Молодая женщина покраснела.

— Она довольно упрямая. Мне кажется, что я слишком часто разрешала ей поступать по-своему.

— Не столько упряма, сколько избалована, — решительно сказал Стенли.

Люси открыла было рот, чтобы защитить свои принципы воспитания, но тут же поняла, что Стенли не удалось полностью справиться с девочкой.

— Может быть, я немного избаловала ребенка, — согласилась Люси, отбрасывая локон, который упрямо возвращался на щечку дочери, — но ей нужно было пережить этот ужасный год!

Стенли пересел поближе к постели. Люси напряглась при вторжении в ее ближайшее пространство. Каким бы заботливым он ни оказывался, для нее он оставался все еще незнакомым человеком. И она лежала в его постели одетая — о Боже! — в одну из его рубашек.

— Я хотел поговорить с тобой об этом. То есть как вам живется с Альмой?

Голос у него был глухой, словно он никогда много не разговаривал. Этот голос вызывал у нее дрожь в спине. Представляет ли он для нее угрозу или искушение? Но на всякий случай она отодвинулась подальше.

— У нас все было в порядке.

— Не утруждай себя ложью!

— Я…

— Я разговаривал с твоей хозяйкой.

Люси вздохнула.

— Арендную плату я задержала только за один месяц!

— Два месяца назад ты отказалась от телефона. А в холодильнике я не обнаружил изобилия еды. Как, черт возьми, вам удалось вдвоем продержаться так долго, ума не приложу!

Люси почувствовала, как в ней закипает раздражение, и попыталась подавить его. Ясно, что вспыльчивый характер Альма унаследовала от своей матери.

— Мне было бы интересно узнать о твоих планах теперь, когда тебя уволили, — произнес Стенли.

— Не понимаю, каким образом мои планы на будущее касаются тебя. Уверена, что смогу найти что-нибудь…

— Ты можешь работать у меня.

Люси лишилась дара речи.

— И что же я буду делать? — наконец спросила она.

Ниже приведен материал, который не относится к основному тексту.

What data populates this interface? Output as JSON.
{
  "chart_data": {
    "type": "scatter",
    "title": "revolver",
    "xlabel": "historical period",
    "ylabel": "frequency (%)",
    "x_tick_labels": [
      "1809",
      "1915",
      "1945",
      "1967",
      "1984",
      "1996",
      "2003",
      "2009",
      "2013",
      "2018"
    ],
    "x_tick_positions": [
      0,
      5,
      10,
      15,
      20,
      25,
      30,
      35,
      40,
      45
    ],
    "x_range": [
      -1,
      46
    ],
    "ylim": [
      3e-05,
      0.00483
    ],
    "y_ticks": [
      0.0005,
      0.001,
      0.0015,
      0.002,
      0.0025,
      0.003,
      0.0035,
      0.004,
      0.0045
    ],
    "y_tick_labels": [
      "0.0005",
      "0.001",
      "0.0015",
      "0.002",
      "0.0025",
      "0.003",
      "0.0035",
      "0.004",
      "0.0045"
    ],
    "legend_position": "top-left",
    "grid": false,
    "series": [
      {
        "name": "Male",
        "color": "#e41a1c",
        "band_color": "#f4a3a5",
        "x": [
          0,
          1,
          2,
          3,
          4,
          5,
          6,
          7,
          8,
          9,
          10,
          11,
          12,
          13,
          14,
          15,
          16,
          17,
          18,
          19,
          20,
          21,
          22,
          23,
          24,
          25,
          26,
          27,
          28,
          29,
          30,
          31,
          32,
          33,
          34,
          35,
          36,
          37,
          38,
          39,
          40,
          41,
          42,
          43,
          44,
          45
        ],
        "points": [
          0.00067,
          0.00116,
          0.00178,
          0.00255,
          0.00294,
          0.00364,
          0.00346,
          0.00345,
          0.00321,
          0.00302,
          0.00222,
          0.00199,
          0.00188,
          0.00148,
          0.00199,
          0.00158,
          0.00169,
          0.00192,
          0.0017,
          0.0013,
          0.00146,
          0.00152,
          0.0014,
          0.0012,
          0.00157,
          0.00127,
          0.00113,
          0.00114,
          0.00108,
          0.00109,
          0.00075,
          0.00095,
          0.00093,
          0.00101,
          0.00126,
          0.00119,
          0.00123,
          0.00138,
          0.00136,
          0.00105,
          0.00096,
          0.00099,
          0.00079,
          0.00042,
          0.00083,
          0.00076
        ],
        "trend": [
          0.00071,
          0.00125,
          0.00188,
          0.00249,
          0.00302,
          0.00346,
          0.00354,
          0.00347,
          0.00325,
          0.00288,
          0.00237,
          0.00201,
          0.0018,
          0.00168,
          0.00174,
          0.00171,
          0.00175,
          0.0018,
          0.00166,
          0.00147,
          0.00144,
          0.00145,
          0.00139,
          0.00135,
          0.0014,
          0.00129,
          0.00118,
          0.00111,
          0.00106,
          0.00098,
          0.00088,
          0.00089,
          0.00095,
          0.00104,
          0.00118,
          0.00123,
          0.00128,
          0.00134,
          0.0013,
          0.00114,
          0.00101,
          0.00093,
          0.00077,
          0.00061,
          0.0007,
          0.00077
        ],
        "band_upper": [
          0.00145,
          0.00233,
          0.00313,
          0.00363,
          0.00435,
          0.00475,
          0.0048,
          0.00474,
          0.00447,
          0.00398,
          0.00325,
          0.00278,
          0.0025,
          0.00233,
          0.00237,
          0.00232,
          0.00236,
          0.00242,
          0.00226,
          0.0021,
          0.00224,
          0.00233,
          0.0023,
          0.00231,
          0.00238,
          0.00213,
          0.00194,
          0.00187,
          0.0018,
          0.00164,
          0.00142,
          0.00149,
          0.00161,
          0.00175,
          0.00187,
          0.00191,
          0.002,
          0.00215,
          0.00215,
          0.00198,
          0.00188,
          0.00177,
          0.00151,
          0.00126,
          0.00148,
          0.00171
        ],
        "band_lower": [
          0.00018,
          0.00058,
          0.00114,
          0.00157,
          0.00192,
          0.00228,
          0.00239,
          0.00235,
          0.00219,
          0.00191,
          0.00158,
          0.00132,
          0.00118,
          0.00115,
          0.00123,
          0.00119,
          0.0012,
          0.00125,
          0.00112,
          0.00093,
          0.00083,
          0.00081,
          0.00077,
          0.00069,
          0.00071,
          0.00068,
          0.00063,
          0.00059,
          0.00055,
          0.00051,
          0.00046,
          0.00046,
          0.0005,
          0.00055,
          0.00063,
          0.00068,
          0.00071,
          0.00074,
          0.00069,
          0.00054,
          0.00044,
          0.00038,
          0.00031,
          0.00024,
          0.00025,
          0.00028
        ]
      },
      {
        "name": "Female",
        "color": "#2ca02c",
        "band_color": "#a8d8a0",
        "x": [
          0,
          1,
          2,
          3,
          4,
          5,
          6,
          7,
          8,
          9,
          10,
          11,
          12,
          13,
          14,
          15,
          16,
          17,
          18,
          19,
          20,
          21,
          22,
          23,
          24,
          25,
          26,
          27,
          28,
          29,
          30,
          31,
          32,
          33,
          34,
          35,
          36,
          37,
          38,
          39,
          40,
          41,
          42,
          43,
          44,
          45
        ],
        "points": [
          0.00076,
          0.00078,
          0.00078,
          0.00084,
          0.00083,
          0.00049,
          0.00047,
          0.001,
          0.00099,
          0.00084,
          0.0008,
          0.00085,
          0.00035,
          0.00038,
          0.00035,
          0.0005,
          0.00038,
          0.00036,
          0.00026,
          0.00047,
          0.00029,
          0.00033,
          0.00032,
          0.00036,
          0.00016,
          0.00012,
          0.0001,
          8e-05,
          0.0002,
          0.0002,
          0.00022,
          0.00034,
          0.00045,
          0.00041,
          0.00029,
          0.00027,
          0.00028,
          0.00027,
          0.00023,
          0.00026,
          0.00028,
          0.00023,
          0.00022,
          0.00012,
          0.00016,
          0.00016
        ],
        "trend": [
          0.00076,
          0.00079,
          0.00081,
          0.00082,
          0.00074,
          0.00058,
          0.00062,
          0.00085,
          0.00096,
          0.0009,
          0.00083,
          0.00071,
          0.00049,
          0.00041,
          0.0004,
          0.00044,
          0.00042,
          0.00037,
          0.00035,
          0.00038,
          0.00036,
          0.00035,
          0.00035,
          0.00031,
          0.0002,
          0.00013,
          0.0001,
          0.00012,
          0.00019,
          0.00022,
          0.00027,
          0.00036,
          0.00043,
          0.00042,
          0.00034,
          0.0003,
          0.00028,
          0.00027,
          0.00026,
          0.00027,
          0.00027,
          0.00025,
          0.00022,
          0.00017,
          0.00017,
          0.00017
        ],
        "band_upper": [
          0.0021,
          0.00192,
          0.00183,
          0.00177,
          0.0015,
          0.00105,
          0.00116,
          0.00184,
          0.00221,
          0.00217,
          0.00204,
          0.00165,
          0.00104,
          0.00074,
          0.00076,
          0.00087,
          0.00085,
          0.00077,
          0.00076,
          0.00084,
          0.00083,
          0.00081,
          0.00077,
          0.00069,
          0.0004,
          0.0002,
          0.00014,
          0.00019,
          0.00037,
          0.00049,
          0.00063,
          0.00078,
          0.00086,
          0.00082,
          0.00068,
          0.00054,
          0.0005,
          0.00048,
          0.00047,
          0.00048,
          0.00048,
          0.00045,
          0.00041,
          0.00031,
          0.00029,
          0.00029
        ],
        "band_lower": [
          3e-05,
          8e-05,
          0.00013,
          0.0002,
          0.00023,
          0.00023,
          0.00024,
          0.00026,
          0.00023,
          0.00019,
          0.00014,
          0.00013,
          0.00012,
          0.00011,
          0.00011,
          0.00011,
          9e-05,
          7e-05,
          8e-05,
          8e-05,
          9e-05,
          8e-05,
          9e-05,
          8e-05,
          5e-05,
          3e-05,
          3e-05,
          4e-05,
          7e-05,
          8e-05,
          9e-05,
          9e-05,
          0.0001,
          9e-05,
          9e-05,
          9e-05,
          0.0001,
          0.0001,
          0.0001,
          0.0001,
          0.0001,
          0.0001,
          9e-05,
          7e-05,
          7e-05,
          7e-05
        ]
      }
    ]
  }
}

Он обвел рукой вокруг спальни:

— Мне нужна была бы домоправительница, а я знаю, что ты можешь готовить. Много платить я бы не смог, но выделю вам комнату и вы получите бесплатный стол. Вы имели бы крышу над головой и кусок хлеба, по крайней мере, пока не заживет твоя рука.

Молодая женщина еще раз, но теперь более внимательно, осмотрела комнату. Она заметила слой пыли на мебели, кучу грязных смятых рубашек на кресле-качалке, разбросанные по полу журналы по коневодству, пустые банки из-под пива на комоде. Конечно, этот мужчина смог бы держать домоправительницу. Но, если бы та действительно была нужна ему, он мог бы давно нанять кого-нибудь.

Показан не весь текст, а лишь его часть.